Retenção vs. Esquecimento

A memória humana reveste-se de uma carácter adaptativo, pois ela tem a capacidade de adquirir, reter e recuperar informação. Assim, coloca-se a questão: toda a informação que entra permanece retida na memória? A memória dispõe de recursos biológicos e cognitivos que para garantirem o seu carácter adaptativo lhe impõem determinadas restrições. Não retemos tudo o que experimentamos, dado que qualquer exigência gera uma “impressão”, ou seja, “a maior parte destas impressões não se convertem em pistas de memória, são simplesmente elementos instáveis que desaparecem” (Vargas, 1994). Deste modo, o esquecimento assume-se como uma condição da memória.
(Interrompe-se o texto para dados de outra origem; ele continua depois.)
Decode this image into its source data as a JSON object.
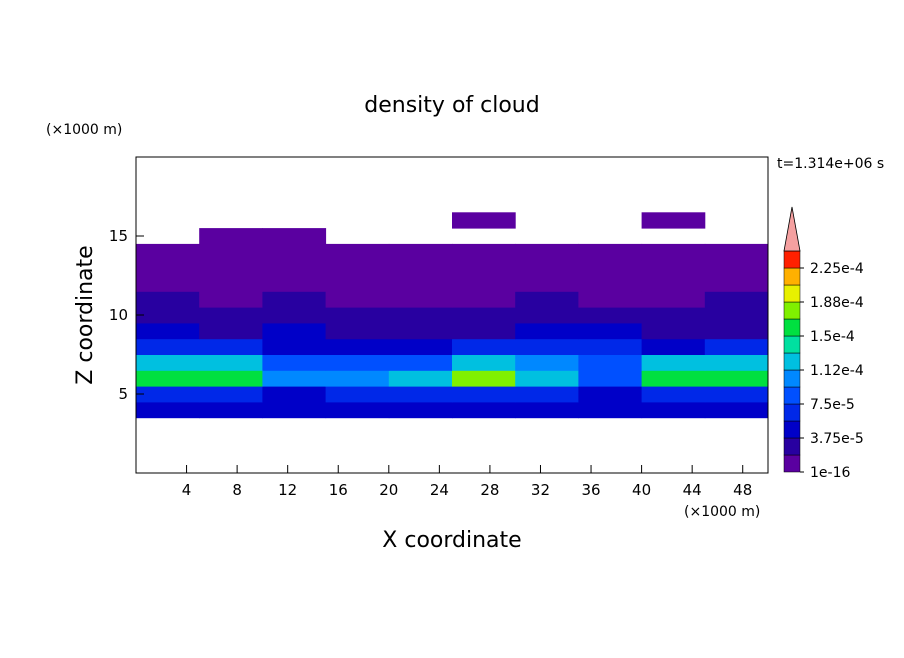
{
  "chart_data": {
    "type": "contour",
    "title": "density of cloud",
    "x_label": "X coordinate",
    "y_label": "Z coordinate",
    "x_unit": "(×1000 m)",
    "y_unit": "(×1000 m)",
    "annotation": "t=1.314e+06 s",
    "xlim": [
      0,
      50
    ],
    "ylim": [
      0,
      20
    ],
    "xticks": [
      4,
      8,
      12,
      16,
      20,
      24,
      28,
      32,
      36,
      40,
      44,
      48
    ],
    "yticks": [
      5,
      10,
      15
    ],
    "cell_width": 5,
    "cell_height": 1,
    "x": [
      2.5,
      7.5,
      12.5,
      17.5,
      22.5,
      27.5,
      32.5,
      37.5,
      42.5,
      47.5
    ],
    "y": [
      4,
      5,
      6,
      7,
      8,
      9,
      10,
      11,
      12,
      13,
      14,
      15,
      16
    ],
    "z": [
      [
        4e-05,
        4e-05,
        4e-05,
        4e-05,
        4e-05,
        4e-05,
        4e-05,
        4e-05,
        4e-05,
        4e-05
      ],
      [
        7e-05,
        6e-05,
        5e-05,
        6e-05,
        7e-05,
        7e-05,
        6e-05,
        5e-05,
        7e-05,
        7e-05
      ],
      [
        0.00016,
        0.00015,
        0.0001,
        0.0001,
        0.00012,
        0.00017,
        0.00013,
        8e-05,
        0.00015,
        0.00016
      ],
      [
        0.00012,
        0.00013,
        9e-05,
        8e-05,
        9e-05,
        0.00012,
        0.0001,
        9e-05,
        0.00012,
        0.00013
      ],
      [
        6e-05,
        7e-05,
        5e-05,
        5e-05,
        5e-05,
        6e-05,
        7e-05,
        6e-05,
        5e-05,
        6e-05
      ],
      [
        4e-05,
        3e-05,
        4e-05,
        3e-05,
        3e-05,
        3e-05,
        5e-05,
        4e-05,
        3e-05,
        3e-05
      ],
      [
        3e-05,
        2e-05,
        3e-05,
        2e-05,
        2e-05,
        2e-05,
        3e-05,
        2e-05,
        2e-05,
        3e-05
      ],
      [
        2e-05,
        1e-05,
        2e-05,
        1e-05,
        1e-05,
        1e-05,
        2e-05,
        1e-05,
        1e-05,
        2e-05
      ],
      [
        1e-05,
        1e-05,
        1e-05,
        1e-05,
        1e-05,
        1e-05,
        1e-05,
        1e-05,
        1e-05,
        1e-05
      ],
      [
        1e-05,
        1e-05,
        1e-05,
        1e-05,
        1e-05,
        1e-05,
        1e-05,
        1e-05,
        1e-05,
        1e-05
      ],
      [
        1e-05,
        1e-05,
        1e-05,
        1e-05,
        1e-05,
        1e-05,
        1e-05,
        1e-05,
        1e-05,
        1e-05
      ],
      [
        null,
        1e-05,
        1e-05,
        null,
        null,
        null,
        null,
        null,
        null,
        null
      ],
      [
        null,
        null,
        null,
        null,
        null,
        1e-05,
        null,
        null,
        1e-05,
        null
      ]
    ],
    "levels": [
      1e-16,
      1.875e-05,
      3.75e-05,
      5.625e-05,
      7.5e-05,
      9.375e-05,
      0.0001125,
      0.00013125,
      0.00015,
      0.00016875,
      0.0001875,
      0.00020625,
      0.000225,
      0.00024375
    ],
    "colors": [
      "#5a00a0",
      "#2800a0",
      "#0000c8",
      "#0028e8",
      "#0050ff",
      "#0088ff",
      "#00c0e0",
      "#00e0a0",
      "#00e040",
      "#80f000",
      "#e8f000",
      "#ffb000",
      "#ff2000"
    ],
    "extend_color": "#f5a0a0",
    "colorbar_lim": [
      1e-16,
      0.00024375
    ],
    "colorbar_ticks": [
      {
        "value": 1e-16,
        "label": "1e-16"
      },
      {
        "value": 3.75e-05,
        "label": "3.75e-5"
      },
      {
        "value": 7.5e-05,
        "label": "7.5e-5"
      },
      {
        "value": 0.0001125,
        "label": "1.12e-4"
      },
      {
        "value": 0.00015,
        "label": "1.5e-4"
      },
      {
        "value": 0.0001875,
        "label": "1.88e-4"
      },
      {
        "value": 0.000225,
        "label": "2.25e-4"
      }
    ]
  }
}
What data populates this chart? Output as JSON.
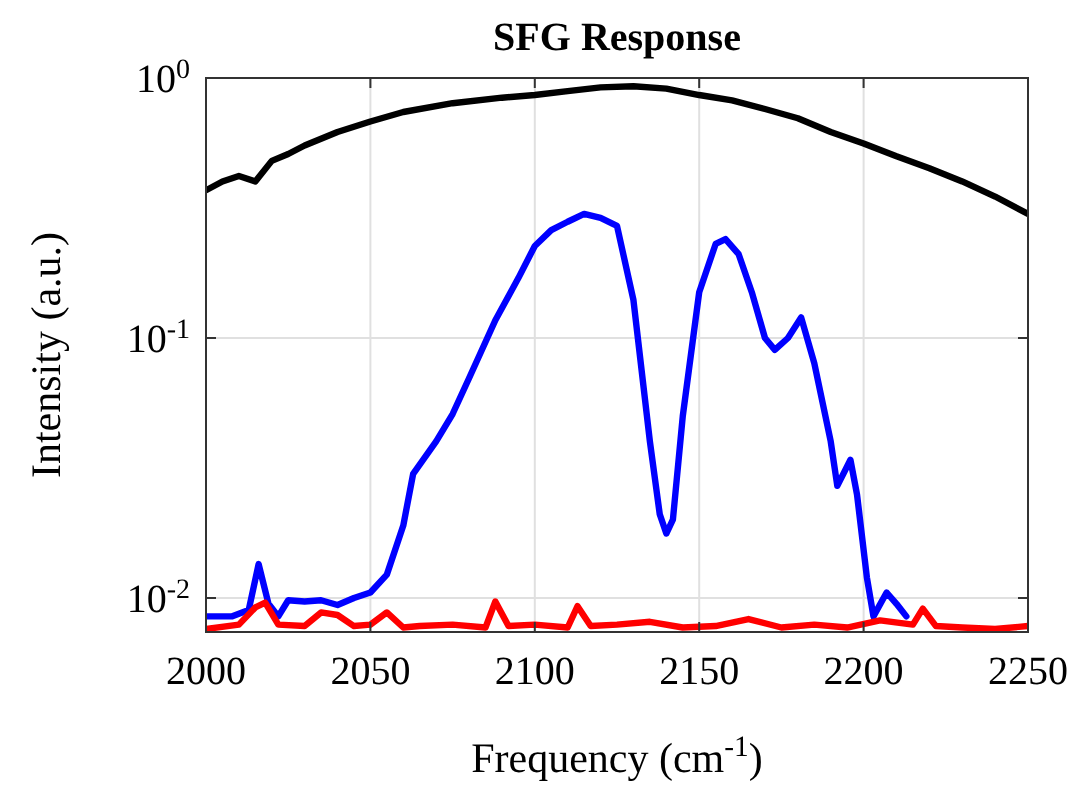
{
  "chart_data": {
    "type": "line",
    "title": "SFG Response",
    "xlabel": "Frequency (cm$^{-1}$)",
    "ylabel": "Intensity (a.u.)",
    "log": "y",
    "grid": true,
    "line_style": "solid",
    "marker": "none",
    "xlim": [
      2000,
      2250
    ],
    "xticks": [
      2000,
      2050,
      2100,
      2150,
      2200,
      2250
    ],
    "ylim": [
      0.0074,
      1
    ],
    "yticks": [
      {
        "value": 0.01,
        "label": "10$^{-2}$"
      },
      {
        "value": 0.1,
        "label": "10$^{-1}$"
      },
      {
        "value": 1,
        "label": "10$^{0}$"
      }
    ],
    "series": [
      {
        "color": "#000000",
        "x": [
          2000,
          2005,
          2010,
          2015,
          2020,
          2025,
          2030,
          2040,
          2050,
          2060,
          2075,
          2090,
          2100,
          2110,
          2120,
          2130,
          2140,
          2150,
          2160,
          2170,
          2180,
          2190,
          2200,
          2210,
          2220,
          2230,
          2240,
          2250
        ],
        "values": [
          0.37,
          0.4,
          0.42,
          0.4,
          0.48,
          0.51,
          0.55,
          0.62,
          0.68,
          0.74,
          0.8,
          0.84,
          0.86,
          0.89,
          0.92,
          0.93,
          0.91,
          0.86,
          0.82,
          0.76,
          0.7,
          0.62,
          0.56,
          0.5,
          0.45,
          0.4,
          0.35,
          0.3
        ]
      },
      {
        "color": "#0000ff",
        "x": [
          2000,
          2008,
          2013,
          2016,
          2019,
          2022,
          2025,
          2030,
          2035,
          2040,
          2045,
          2050,
          2055,
          2060,
          2063,
          2070,
          2075,
          2080,
          2088,
          2095,
          2100,
          2105,
          2110,
          2115,
          2120,
          2125,
          2130,
          2135,
          2138,
          2140,
          2142,
          2145,
          2150,
          2155,
          2158,
          2162,
          2166,
          2170,
          2173,
          2177,
          2181,
          2185,
          2190,
          2192,
          2196,
          2198,
          2201,
          2203,
          2207,
          2210,
          2213
        ],
        "values": [
          0.0085,
          0.0085,
          0.009,
          0.0135,
          0.0095,
          0.0085,
          0.0098,
          0.0097,
          0.0098,
          0.0094,
          0.01,
          0.0105,
          0.0123,
          0.019,
          0.03,
          0.04,
          0.051,
          0.07,
          0.117,
          0.17,
          0.226,
          0.26,
          0.28,
          0.3,
          0.29,
          0.27,
          0.14,
          0.04,
          0.021,
          0.0177,
          0.02,
          0.05,
          0.15,
          0.23,
          0.24,
          0.21,
          0.15,
          0.1,
          0.09,
          0.1,
          0.12,
          0.08,
          0.04,
          0.027,
          0.034,
          0.025,
          0.012,
          0.0085,
          0.0105,
          0.0095,
          0.0085
        ]
      },
      {
        "color": "#ff0000",
        "x": [
          2000,
          2010,
          2015,
          2018,
          2022,
          2030,
          2035,
          2040,
          2045,
          2050,
          2055,
          2060,
          2065,
          2075,
          2085,
          2088,
          2092,
          2100,
          2110,
          2113,
          2117,
          2125,
          2135,
          2145,
          2155,
          2165,
          2175,
          2185,
          2195,
          2205,
          2215,
          2218,
          2222,
          2230,
          2240,
          2250
        ],
        "values": [
          0.0076,
          0.0079,
          0.0092,
          0.0096,
          0.0079,
          0.0078,
          0.0088,
          0.0086,
          0.0078,
          0.0079,
          0.0088,
          0.0077,
          0.0078,
          0.0079,
          0.0077,
          0.0097,
          0.0078,
          0.0079,
          0.0077,
          0.0093,
          0.0078,
          0.0079,
          0.0081,
          0.0077,
          0.0078,
          0.0083,
          0.0077,
          0.0079,
          0.0077,
          0.0082,
          0.0079,
          0.0091,
          0.0078,
          0.0077,
          0.0076,
          0.0078
        ]
      }
    ]
  }
}
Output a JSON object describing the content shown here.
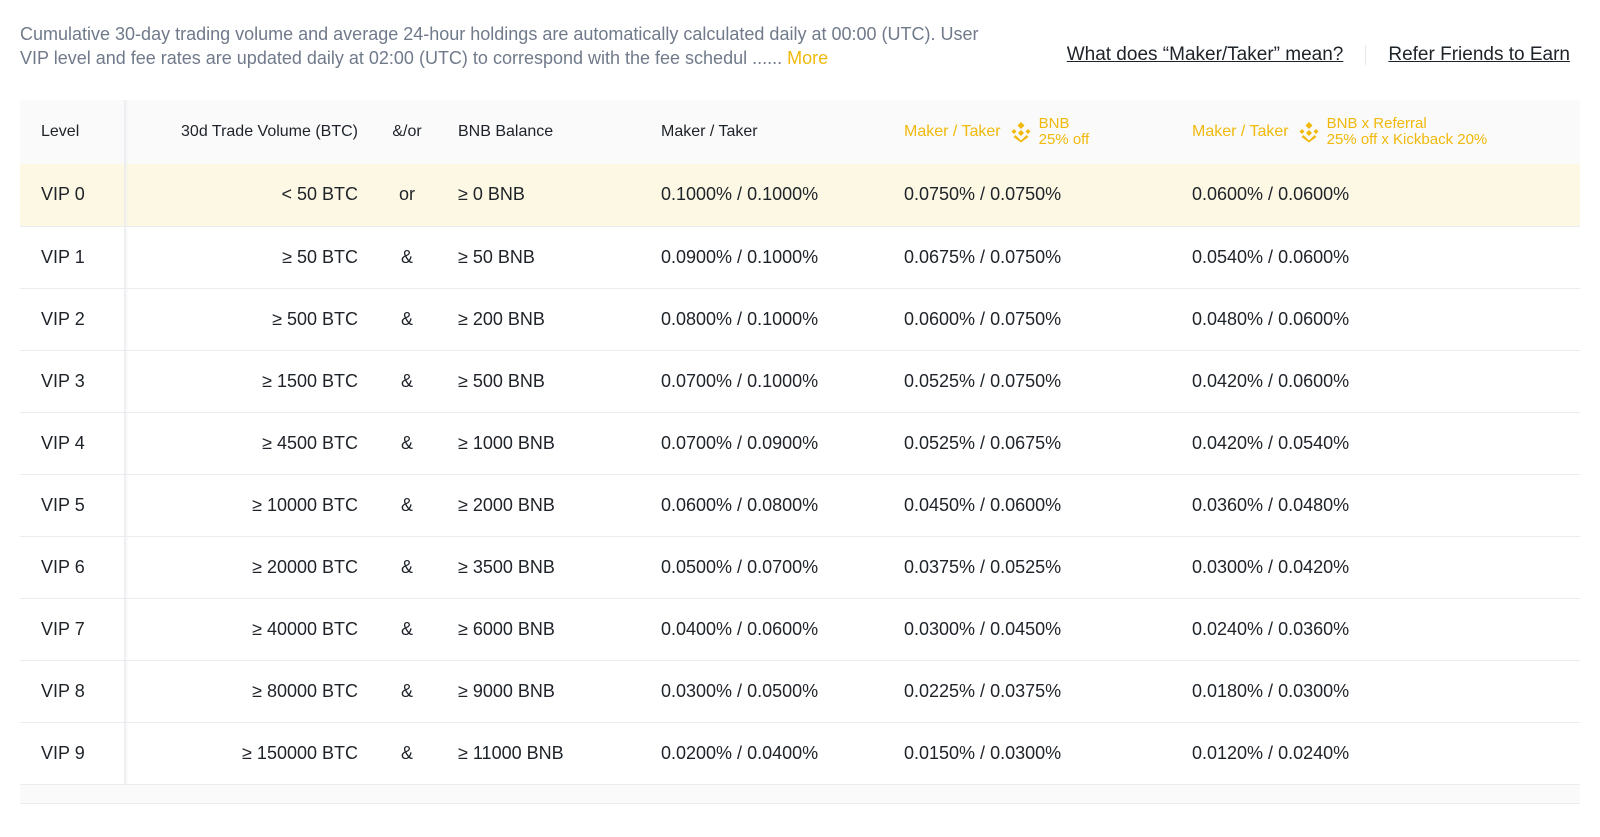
{
  "notice": {
    "text": "Cumulative 30-day trading volume and average 24-hour holdings are automatically calculated daily at 00:00 (UTC). User VIP level and fee rates are updated daily at 02:00 (UTC) to correspond with the fee schedul ...... ",
    "more_label": "More"
  },
  "links": {
    "maker_taker": "What does “Maker/Taker” mean?",
    "refer": "Refer Friends to Earn"
  },
  "table": {
    "headers": {
      "level": "Level",
      "volume": "30d Trade Volume (BTC)",
      "andor": "&/or",
      "bnb_balance": "BNB Balance",
      "maker_taker": "Maker / Taker",
      "maker_taker_bnb": "Maker / Taker",
      "bnb_line1": "BNB",
      "bnb_line2": "25% off",
      "maker_taker_ref": "Maker / Taker",
      "ref_line1": "BNB x Referral",
      "ref_line2": "25% off x Kickback 20%"
    },
    "rows": [
      {
        "level": "VIP 0",
        "volume": "< 50 BTC",
        "andor": "or",
        "bnb": "≥ 0 BNB",
        "mt": "0.1000% / 0.1000%",
        "mt_bnb": "0.0750% / 0.0750%",
        "mt_ref": "0.0600% / 0.0600%"
      },
      {
        "level": "VIP 1",
        "volume": "≥ 50 BTC",
        "andor": "&",
        "bnb": "≥ 50 BNB",
        "mt": "0.0900% / 0.1000%",
        "mt_bnb": "0.0675% / 0.0750%",
        "mt_ref": "0.0540% / 0.0600%"
      },
      {
        "level": "VIP 2",
        "volume": "≥ 500 BTC",
        "andor": "&",
        "bnb": "≥ 200 BNB",
        "mt": "0.0800% / 0.1000%",
        "mt_bnb": "0.0600% / 0.0750%",
        "mt_ref": "0.0480% / 0.0600%"
      },
      {
        "level": "VIP 3",
        "volume": "≥ 1500 BTC",
        "andor": "&",
        "bnb": "≥ 500 BNB",
        "mt": "0.0700% / 0.1000%",
        "mt_bnb": "0.0525% / 0.0750%",
        "mt_ref": "0.0420% / 0.0600%"
      },
      {
        "level": "VIP 4",
        "volume": "≥ 4500 BTC",
        "andor": "&",
        "bnb": "≥ 1000 BNB",
        "mt": "0.0700% / 0.0900%",
        "mt_bnb": "0.0525% / 0.0675%",
        "mt_ref": "0.0420% / 0.0540%"
      },
      {
        "level": "VIP 5",
        "volume": "≥ 10000 BTC",
        "andor": "&",
        "bnb": "≥ 2000 BNB",
        "mt": "0.0600% / 0.0800%",
        "mt_bnb": "0.0450% / 0.0600%",
        "mt_ref": "0.0360% / 0.0480%"
      },
      {
        "level": "VIP 6",
        "volume": "≥ 20000 BTC",
        "andor": "&",
        "bnb": "≥ 3500 BNB",
        "mt": "0.0500% / 0.0700%",
        "mt_bnb": "0.0375% / 0.0525%",
        "mt_ref": "0.0300% / 0.0420%"
      },
      {
        "level": "VIP 7",
        "volume": "≥ 40000 BTC",
        "andor": "&",
        "bnb": "≥ 6000 BNB",
        "mt": "0.0400% / 0.0600%",
        "mt_bnb": "0.0300% / 0.0450%",
        "mt_ref": "0.0240% / 0.0360%"
      },
      {
        "level": "VIP 8",
        "volume": "≥ 80000 BTC",
        "andor": "&",
        "bnb": "≥ 9000 BNB",
        "mt": "0.0300% / 0.0500%",
        "mt_bnb": "0.0225% / 0.0375%",
        "mt_ref": "0.0180% / 0.0300%"
      },
      {
        "level": "VIP 9",
        "volume": "≥ 150000 BTC",
        "andor": "&",
        "bnb": "≥ 11000 BNB",
        "mt": "0.0200% / 0.0400%",
        "mt_bnb": "0.0150% / 0.0300%",
        "mt_ref": "0.0120% / 0.0240%"
      }
    ]
  },
  "colors": {
    "accent": "#f0b90b",
    "highlight_row": "#fdf8e3",
    "header_bg": "#fafafa",
    "muted_text": "#707a8a"
  },
  "icons": {
    "bnb": "bnb-logo-icon"
  }
}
E esta por sua vez é condição sine qua non da aprendizagem.  
O esquecimento é uma falha na retenção ou na evocação dos dados da memória, ao contrário da amnésia em que há perda de uma capacidade.
Trata-se de fenómeno muito comum que, em maior ou menos grau, ocorre com qualquer pessoa. Muitas vezes exclamamos “Esqueci-me do meu chapéu!”, ou então, “Onde terei metido as minhas chaves!”. Será que podemos sempre incriminar a nossa memória e responsabilizá-la por esses esquecimentos? Não, pois esses esquecimentos são na realidade defeitos das nossas faculdades de atenção, de concentração e de organização. 
O esquecimento de que falamos é aquele que podemos imputar à nossa memória. É raro e sentido de forma muito cruel por aquele que dele é vítima.

Factores que explicam o esquecimento

ü  Desaparecimento e alteração do traço mnésico: uma hipótese para explicar o esquecimento reside no desaparecimento do traço fisiológico registado no cérebro – engrama – devido à passagem do tempo. O esquecimento teria origem na perda de retenção provocada pela não utilização dos materiais armazenados.
O traço desapareceria devido à falta de repetição do exercício. No entanto há aprendizagens que nunca esquecemos como por exemplo andar de bicicleta.
Para muitos o esquecimento teria então origem na deformação dos conteúdos retidos. Grande parte das deformações ocorre na forma como percepcionamos os acontecimentos, e não numa mudança no traço da memória.

ü  Interferências de aprendizagens: um dos factores que explica o esquecimento reside na interferência de aprendizagens na retenção de outras aprendizagens.

Distinguem-se dois tipos de interferência:
·           Inibição proactiva: influência negativa que a aprendizagem anterior tem sobre a recordação de uma nova informação. Ex: Ao mudar de número de telemóvel, o número antigo dificulta a memorização do novo. No entanto, a partir do momento em que o novo é memorizado, torna-se difícil recordar o antigo;
·         Inibição retroactiva: efeito negativo que a influência nova tem sobre a anterior.

ü  Recalcamento inconsciente: o indivíduo tende a esquecer as experiências que lhe causam sentimentos negativos (dor, angústia…) mantendo-as recalcadas no inconsciente. O esquecimento teria portanto um carácter selectivo, surgindo como um mecanismo de defesa do ego.

Freud chama ainda atenção para um aspecto particular do esquecimento – a amnésia infantil (naquilo que designa como estádio da latência, cujo período oscila entre os 6 e os 11 anos). As primeiras recordações de infância não seriam acessíveis ao sujeito dado que eram constituídas por conteúdos relacionados com uma sexualidade infantil. Muitas das recordações da infância são reconstruções feitas através dos relatos dos pais e familiares.
Freud refere ainda os pequenos esquecimentos do dia-a-dia – actos falhados – erros involuntários provenientes de desejos, sentimentos e pensamentos recalcados. Estão, portanto, relacionados com o inconsciente. São os lapsos, esquecimentos de palavras, de datas, etc.
Recordar é reconstruir: a informação retida, que temos capacidade de evocar, não é reproduzida fielmente quando é recordada; as informações sofrem modificações, produto do tempo, de novas experiências e vivências, das atitudes, valores, motivações e emoções do sujeito. Todos os dados retidos são reelaborados, alterados e deformados.